Mas não foi só isso que aconteceu.
A primeira coisa que ficou mais leve não foi o meu corpo. Foi a minha cabeça.
Nós, mulheres, passamos a vida carregando pesos invisíveis. O peso de dar conta de tudo. O peso de corresponder às expectativas. O peso de cuidar dos outros antes de cuidar de nós mesmas. O peso da culpa quando descansamos. O peso da cobrança quando não conseguimos ser tudo ao mesmo tempo.
Depois dos 50 anos, esses pesos parecem se acumular ainda mais. Ao mesmo tempo em que o corpo muda, a rotina se transforma, os hormônios entram em outra fase e a energia já não é a mesma de antes.

Foi nesse momento da minha vida que decidi buscar ajuda profissional. Com acompanhamento da Dra. Letícia Lucas, iniciei um tratamento voltado não apenas para o emagrecimento, mas para o bem-estar como um todo.
E foi aí que percebi algo curioso.
A cada quilo perdido, eu parecia recuperar um pouco de mim mesma.

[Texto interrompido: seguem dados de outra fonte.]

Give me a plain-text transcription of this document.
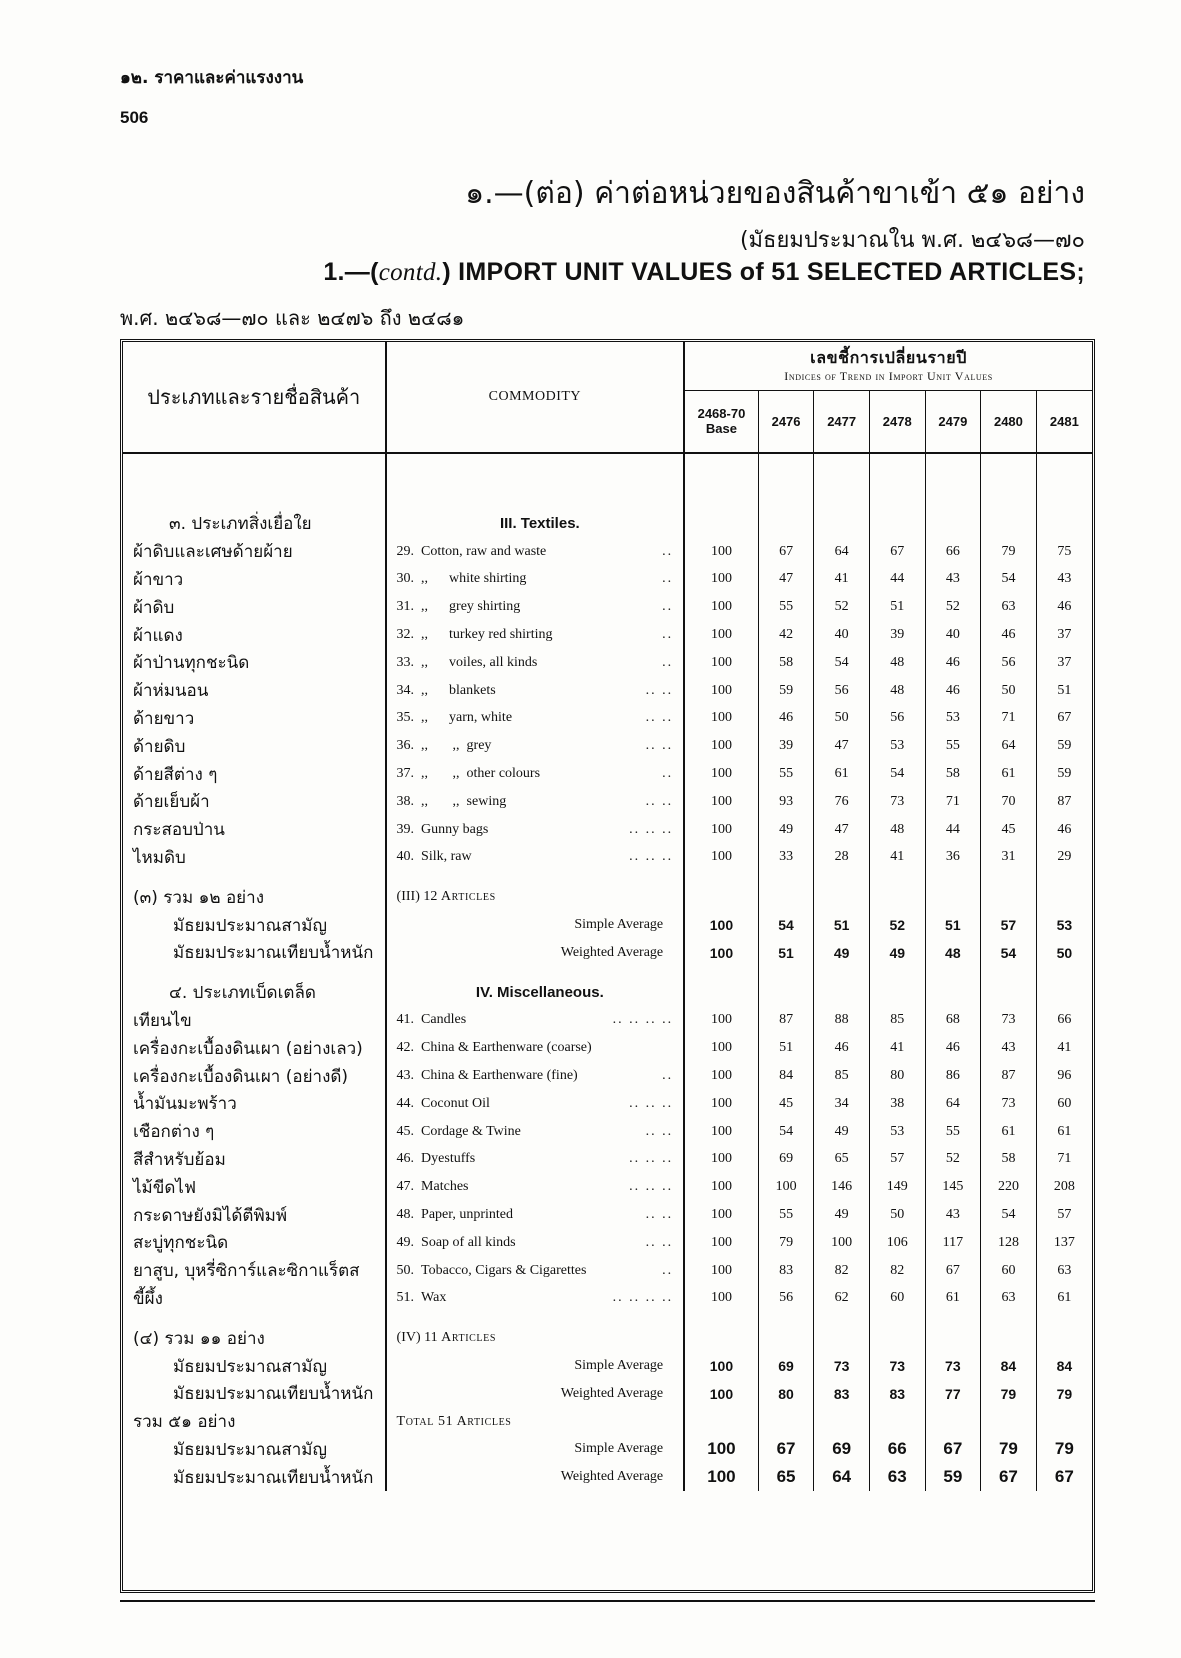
๑๒. ราคาและค่าแรงงาน
506
๑.—(ต่อ) ค่าต่อหน่วยของสินค้าขาเข้า ๕๑ อย่าง
(มัธยมประมาณใน พ.ศ. ๒๔๖๘—๗๐
1.—(contd.) IMPORT UNIT VALUES of 51 SELECTED ARTICLES;
พ.ศ. ๒๔๖๘—๗๐ และ ๒๔๗๖ ถึง ๒๔๘๑
ประเภทและรายชื่อสินค้า	COMMODITY	เลขชี้การเปลี่ยนรายปี
Indices of Trend in Import Unit Values						
		2468-70
Base	2476	2477	2478	2479	2480	2481

๓. ประเภทสิ่งเยื่อใย	III. Textiles.							
ผ้าดิบและเศษด้ายผ้าย	29. Cotton, raw and waste ..	100	67	64	67	66	79	75
ผ้าขาว	30. ,,      white shirting ..	100	47	41	44	43	54	43
ผ้าดิบ	31. ,,      grey shirting ..	100	55	52	51	52	63	46
ผ้าแดง	32. ,,      turkey red shirting ..	100	42	40	39	40	46	37
ผ้าป่านทุกชะนิด	33. ,,      voiles, all kinds ..	100	58	54	48	46	56	37
ผ้าห่มนอน	34. ,,      blankets .. ..	100	59	56	48	46	50	51
ด้ายขาว	35. ,,      yarn, white .. ..	100	46	50	56	53	71	67
ด้ายดิบ	36. ,,       ,,  grey .. ..	100	39	47	53	55	64	59
ด้ายสีต่าง ๆ	37. ,,       ,,  other colours ..	100	55	61	54	58	61	59
ด้ายเย็บผ้า	38. ,,       ,,  sewing .. ..	100	93	76	73	71	70	87
กระสอบป่าน	39. Gunny bags .. .. ..	100	49	47	48	44	45	46
ไหมดิบ	40. Silk, raw .. .. ..	100	33	28	41	36	31	29

(๓) รวม ๑๒ อย่าง	(III) 12 Articles							
มัธยมประมาณสามัญ	Simple Average	100	54	51	52	51	57	53
มัธยมประมาณเทียบน้ำหนัก	Weighted Average	100	51	49	49	48	54	50

๔. ประเภทเบ็ดเตล็ด	IV. Miscellaneous.							
เทียนไข	41. Candles .. .. .. ..	100	87	88	85	68	73	66
เครื่องกะเบื้องดินเผา (อย่างเลว)	42. China & Earthenware (coarse)	100	51	46	41	46	43	41
เครื่องกะเบื้องดินเผา (อย่างดี)	43. China & Earthenware (fine) ..	100	84	85	80	86	87	96
น้ำมันมะพร้าว	44. Coconut Oil .. .. ..	100	45	34	38	64	73	60
เชือกต่าง ๆ	45. Cordage & Twine .. ..	100	54	49	53	55	61	61
สีสำหรับย้อม	46. Dyestuffs .. .. ..	100	69	65	57	52	58	71
ไม้ขีดไฟ	47. Matches .. .. ..	100	100	146	149	145	220	208
กระดาษยังมิได้ตีพิมพ์	48. Paper, unprinted .. ..	100	55	49	50	43	54	57
สะบู่ทุกชะนิด	49. Soap of all kinds .. ..	100	79	100	106	117	128	137
ยาสูบ, บุหรี่ซิการ์และซิกาแร็ตส	50. Tobacco, Cigars & Cigarettes ..	100	83	82	82	67	60	63
ขี้ผึ้ง	51. Wax .. .. .. ..	100	56	62	60	61	63	61

(๔) รวม ๑๑ อย่าง	(IV) 11 Articles							
มัธยมประมาณสามัญ	Simple Average	100	69	73	73	73	84	84
มัธยมประมาณเทียบน้ำหนัก	Weighted Average	100	80	83	83	77	79	79
รวม ๕๑ อย่าง	Total 51 Articles							
มัธยมประมาณสามัญ	Simple Average	100	67	69	66	67	79	79
มัธยมประมาณเทียบน้ำหนัก	Weighted Average	100	65	64	63	59	67	67
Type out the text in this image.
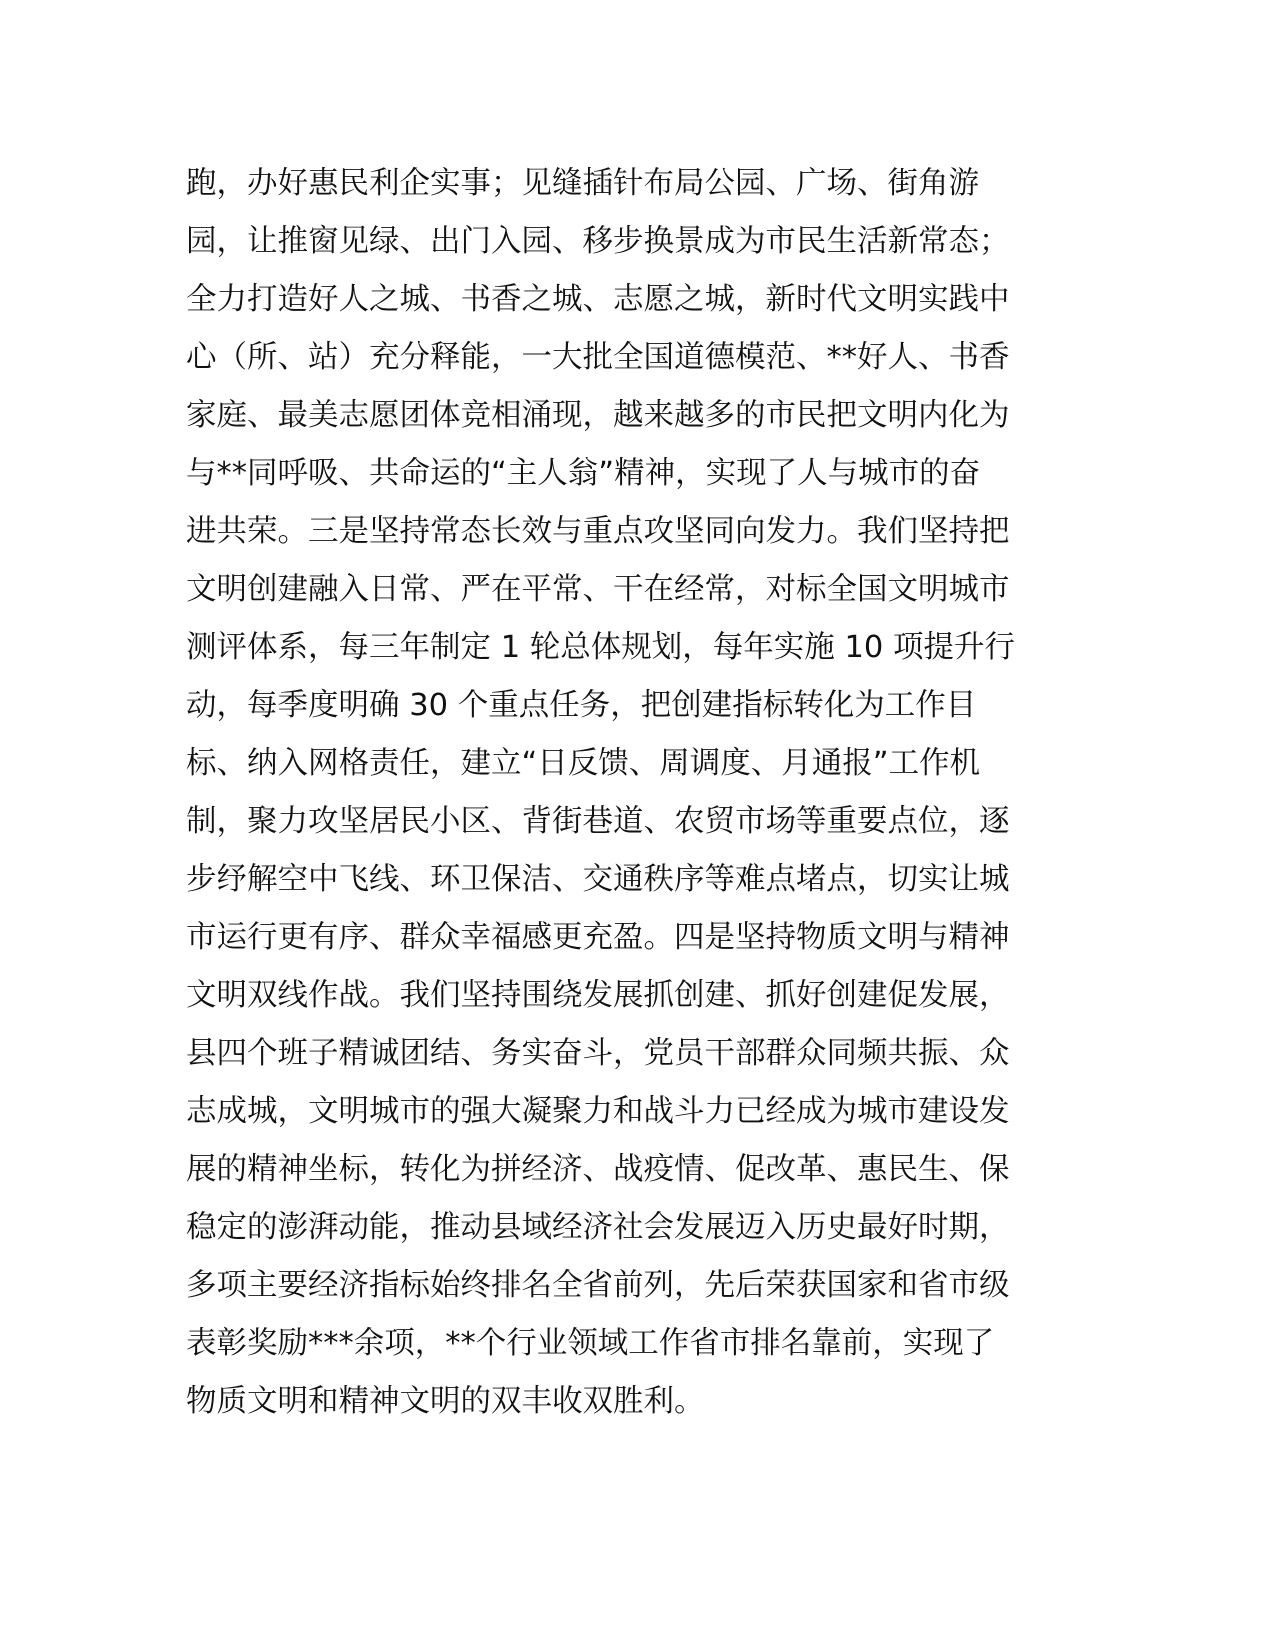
跑，办好惠民利企实事；见缝插针布局公园、广场、街角游
园，让推窗见绿、出门入园、移步换景成为市民生活新常态；
全力打造好人之城、书香之城、志愿之城，新时代文明实践中
心（所、站）充分释能，一大批全国道德模范、**好人、书香
家庭、最美志愿团体竞相涌现，越来越多的市民把文明内化为
与**同呼吸、共命运的“主人翁”精神，实现了人与城市的奋
进共荣。三是坚持常态长效与重点攻坚同向发力。我们坚持把
文明创建融入日常、严在平常、干在经常，对标全国文明城市
测评体系，每三年制定 1 轮总体规划，每年实施 10 项提升行
动，每季度明确 30 个重点任务，把创建指标转化为工作目
标、纳入网格责任，建立“日反馈、周调度、月通报”工作机
制，聚力攻坚居民小区、背街巷道、农贸市场等重要点位，逐
步纾解空中飞线、环卫保洁、交通秩序等难点堵点，切实让城
市运行更有序、群众幸福感更充盈。四是坚持物质文明与精神
文明双线作战。我们坚持围绕发展抓创建、抓好创建促发展，
县四个班子精诚团结、务实奋斗，党员干部群众同频共振、众
志成城，文明城市的强大凝聚力和战斗力已经成为城市建设发
展的精神坐标，转化为拼经济、战疫情、促改革、惠民生、保
稳定的澎湃动能，推动县域经济社会发展迈入历史最好时期，
多项主要经济指标始终排名全省前列，先后荣获国家和省市级
表彰奖励***余项，**个行业领域工作省市排名靠前，实现了
物质文明和精神文明的双丰收双胜利。
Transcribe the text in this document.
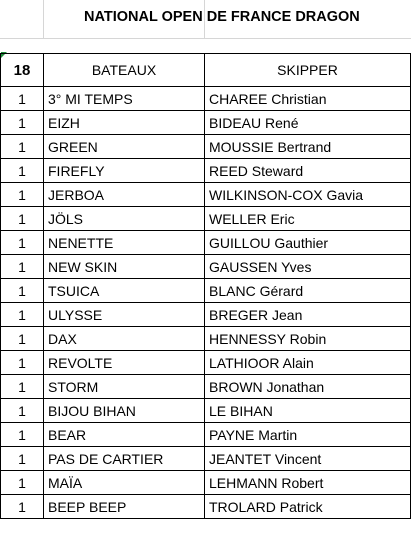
NATIONAL OPEN DE FRANCE DRAGON
18	BATEAUX	SKIPPER
1	3° MI TEMPS	CHAREE Christian
1	EIZH	BIDEAU René
1	GREEN	MOUSSIE Bertrand
1	FIREFLY	REED Steward
1	JERBOA	WILKINSON-COX Gavia
1	JÖLS	WELLER Eric
1	NENETTE	GUILLOU Gauthier
1	NEW SKIN	GAUSSEN Yves
1	TSUICA	BLANC Gérard
1	ULYSSE	BREGER Jean
1	DAX	HENNESSY Robin
1	REVOLTE	LATHIOOR Alain
1	STORM	BROWN Jonathan
1	BIJOU BIHAN	LE BIHAN
1	BEAR	PAYNE Martin
1	PAS DE CARTIER	JEANTET Vincent
1	MAÏA	LEHMANN Robert
1	BEEP BEEP	TROLARD Patrick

Recuperei disposição para trabalhar. Energia para criar novos projetos. Vontade de sair de casa. Leveza para planejar viagens. Até tarefas simples deixaram de parecer tão pesadas.
Não estou falando de juventude eterna. Nem de alcançar um padrão de beleza. Estou falando de qualidade de vida.
Existe uma diferença enorme entre querer caber em uma roupa e querer viver melhor dentro do próprio corpo.
Hoje entendo que emagrecer não resolveu todos os problemas da minha vida. Continuo tendo boletos para pagar, desafios profissionais, inseguranças e dias difíceis. Mas passei a enfrentar tudo isso com mais fôlego.
Talvez seja justamente esse o maior presente do autocuidado após os 50 anos.
Descobrir que cuidar da saúde não é uma questão estética. É uma questão de liberdade.
Liberdade para caminhar mais, viajar mais, criar mais, viver mais.
No meu caso, o peso que perdi não estava apenas na balança.
E esse, sinceramente, foi o mais importante de todos.